Outlook: Energies are mixed to start the morning after what was a convincing push higher in yesterday’s session. Hurricane Ian has moved through the Gulf which should allow shut-down production to resume. Roughly 157,000 bpd of crude production was offline as of yesterday due to the hurricane. While the US moves to bring production back online, OPEC+ may look to cut production when they meet next Wednesday. Reuters reported this week that Russia may propose that OPEC+ should cut production by 1 million bpd while other analysts are expected a cut between 500,000-1 million bpd. Macro influences have continued to pressure energies with The Bank of England saying they would buy as many long-dated government bonds as needed after the Sterling plummeted last week. The US dollar index is up over 300 ticks to start the morning looking to rebound after a 2,000-tick reversal lower yesterday off its highs.

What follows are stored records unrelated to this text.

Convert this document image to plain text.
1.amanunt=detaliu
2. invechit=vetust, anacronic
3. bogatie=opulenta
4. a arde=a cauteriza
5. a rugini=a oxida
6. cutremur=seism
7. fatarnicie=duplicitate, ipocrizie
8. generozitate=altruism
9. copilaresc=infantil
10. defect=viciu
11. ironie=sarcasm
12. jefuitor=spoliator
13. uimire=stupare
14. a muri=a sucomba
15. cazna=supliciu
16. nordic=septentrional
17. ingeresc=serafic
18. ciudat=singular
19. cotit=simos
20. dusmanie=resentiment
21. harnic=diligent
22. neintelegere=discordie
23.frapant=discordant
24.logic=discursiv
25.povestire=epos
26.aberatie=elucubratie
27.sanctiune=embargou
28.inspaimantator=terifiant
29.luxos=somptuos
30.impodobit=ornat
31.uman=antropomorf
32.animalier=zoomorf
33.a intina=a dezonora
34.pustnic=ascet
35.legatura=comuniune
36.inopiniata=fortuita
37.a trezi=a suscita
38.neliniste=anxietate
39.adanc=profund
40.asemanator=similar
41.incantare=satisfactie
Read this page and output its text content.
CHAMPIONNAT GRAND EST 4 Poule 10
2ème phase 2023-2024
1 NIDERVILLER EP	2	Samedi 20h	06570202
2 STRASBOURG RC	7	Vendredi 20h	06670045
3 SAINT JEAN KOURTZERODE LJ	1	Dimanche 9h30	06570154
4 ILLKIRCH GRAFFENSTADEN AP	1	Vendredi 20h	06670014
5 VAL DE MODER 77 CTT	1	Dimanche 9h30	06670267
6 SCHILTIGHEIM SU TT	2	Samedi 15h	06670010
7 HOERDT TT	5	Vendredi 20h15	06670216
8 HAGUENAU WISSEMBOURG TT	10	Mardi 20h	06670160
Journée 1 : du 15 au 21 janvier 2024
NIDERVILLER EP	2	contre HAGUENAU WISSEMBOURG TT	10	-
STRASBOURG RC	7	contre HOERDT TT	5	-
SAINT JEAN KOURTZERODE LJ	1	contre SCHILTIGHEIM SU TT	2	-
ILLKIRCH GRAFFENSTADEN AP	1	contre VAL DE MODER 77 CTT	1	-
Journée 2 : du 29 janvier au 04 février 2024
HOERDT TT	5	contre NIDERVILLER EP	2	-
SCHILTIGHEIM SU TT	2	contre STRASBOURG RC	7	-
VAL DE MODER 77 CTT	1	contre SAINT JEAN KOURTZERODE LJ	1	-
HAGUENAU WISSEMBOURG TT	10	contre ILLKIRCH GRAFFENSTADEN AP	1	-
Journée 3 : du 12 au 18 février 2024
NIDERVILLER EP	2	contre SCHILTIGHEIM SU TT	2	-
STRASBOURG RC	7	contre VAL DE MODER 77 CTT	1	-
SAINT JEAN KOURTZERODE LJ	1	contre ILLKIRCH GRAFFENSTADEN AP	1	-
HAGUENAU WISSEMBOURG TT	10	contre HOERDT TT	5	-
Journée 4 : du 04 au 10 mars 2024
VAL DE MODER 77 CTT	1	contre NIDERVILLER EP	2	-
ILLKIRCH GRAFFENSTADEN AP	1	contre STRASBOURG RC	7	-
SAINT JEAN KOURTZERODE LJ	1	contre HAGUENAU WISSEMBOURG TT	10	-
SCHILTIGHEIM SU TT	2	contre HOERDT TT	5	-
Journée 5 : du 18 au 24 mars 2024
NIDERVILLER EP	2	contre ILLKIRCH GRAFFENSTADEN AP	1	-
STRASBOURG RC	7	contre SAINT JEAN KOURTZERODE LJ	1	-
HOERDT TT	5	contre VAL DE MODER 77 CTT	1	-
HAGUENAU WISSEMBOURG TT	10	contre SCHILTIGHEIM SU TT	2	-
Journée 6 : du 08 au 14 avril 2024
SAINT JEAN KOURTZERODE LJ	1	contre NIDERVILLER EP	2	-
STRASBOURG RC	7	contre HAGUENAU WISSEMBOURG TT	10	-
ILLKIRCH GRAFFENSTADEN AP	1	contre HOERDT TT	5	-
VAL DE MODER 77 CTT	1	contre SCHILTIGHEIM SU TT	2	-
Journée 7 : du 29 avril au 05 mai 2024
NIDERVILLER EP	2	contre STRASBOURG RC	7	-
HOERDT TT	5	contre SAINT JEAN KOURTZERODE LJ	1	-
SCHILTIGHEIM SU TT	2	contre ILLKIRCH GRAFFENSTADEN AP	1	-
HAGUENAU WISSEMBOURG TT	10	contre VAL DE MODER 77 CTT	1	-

- OPEC+ has begun discussions about making an oil-output cut when it meets next week on October 5th.
- RBC said they expect OPEC+ to make a cut of between 500,000 to 1 million bpd.
- France is looking to replenish its stockpiles of diesel in the coming months ahead of winter. While unspecified, gallon amounts are expected to be in the millions.
- Roughly two-thirds of France’s refining capacity is offline or running at reduced capacity due to wage strikes.
- Hurricane Ian has been downgraded to a tropical storm as it continues its path NE through central Florida. The storm is expected to cause over $67 billion in damages.
- US crude production fell by 100,000 bpd to 12 million bpd, marking its first pullback in 6 weeks.
- The EIA reported a 215,000 build in crude stocks for last week.
- The US SPR fell by 4.6 million barrels last week.
- Crude exports were up 1.1 million bpd to 4.6 million bpd last week.
- As of 8:29 am CST: Brent crude oil up $0.70 to $90.02, US dollar index up $0.281 to 112.886 while the nearby e-mini S&P 500 futures contract is down 36.25 to 3695.00.
- The EIA reported a 2.9-million-barrel draw in diesel stocks for last week.
- US diesel demand rose by 769,000 bpd to 4.17 million bpd and roughly 100,000 bpd over 5-year seasonal averages.
- Russian Diesel-type fuel exports out of the Baltic port of Primorsk are on course for a 40% drop month-over-month.
- The EIA reported a 2.4-million-barrel draw in gasoline stocks for last week.
- US gasoline demand rose by 503,000 bpd to 8.8 million bpd which is roughly 200,000 bpd below 5-year seasonal averages.
- Conway is trading at $0.9000 and Belvieu is trading at $0.8900.
- Conway is trading at 46% of crude.
- The US is exporting 58% of production as of 9/23/22.
- The EIA reported a 1.6-million-barrel build in propane stocks for last week.
- Midwest inventories rose by 796,000 barrels but remain at 5-year seasonal lows.
- Total US gas demand decreased to 89.5 Bcf/d yesterday.
- Total dry production increased to 96.5 Bcf/d.
- Overnight weather runs added 11 HDDs through the two-week forecast.
- Another leak on the Nord Stream 1 and 2 has been found, increasing the total number of ruptures to four.
- Reuters is projection a 94 Bcf injection into storage last week.
- The 5-year average injection is 77 Bcf.
Continuous ULSD: The prompt ULSD contract is testing its 200-day moving average today after its rally higher in yesterday’s session. The October contract is set to expire tomorrow with over a 10-cent inverse to the November contract. The diesel market is poised to be well supported with harvest underway and winter following closely behind.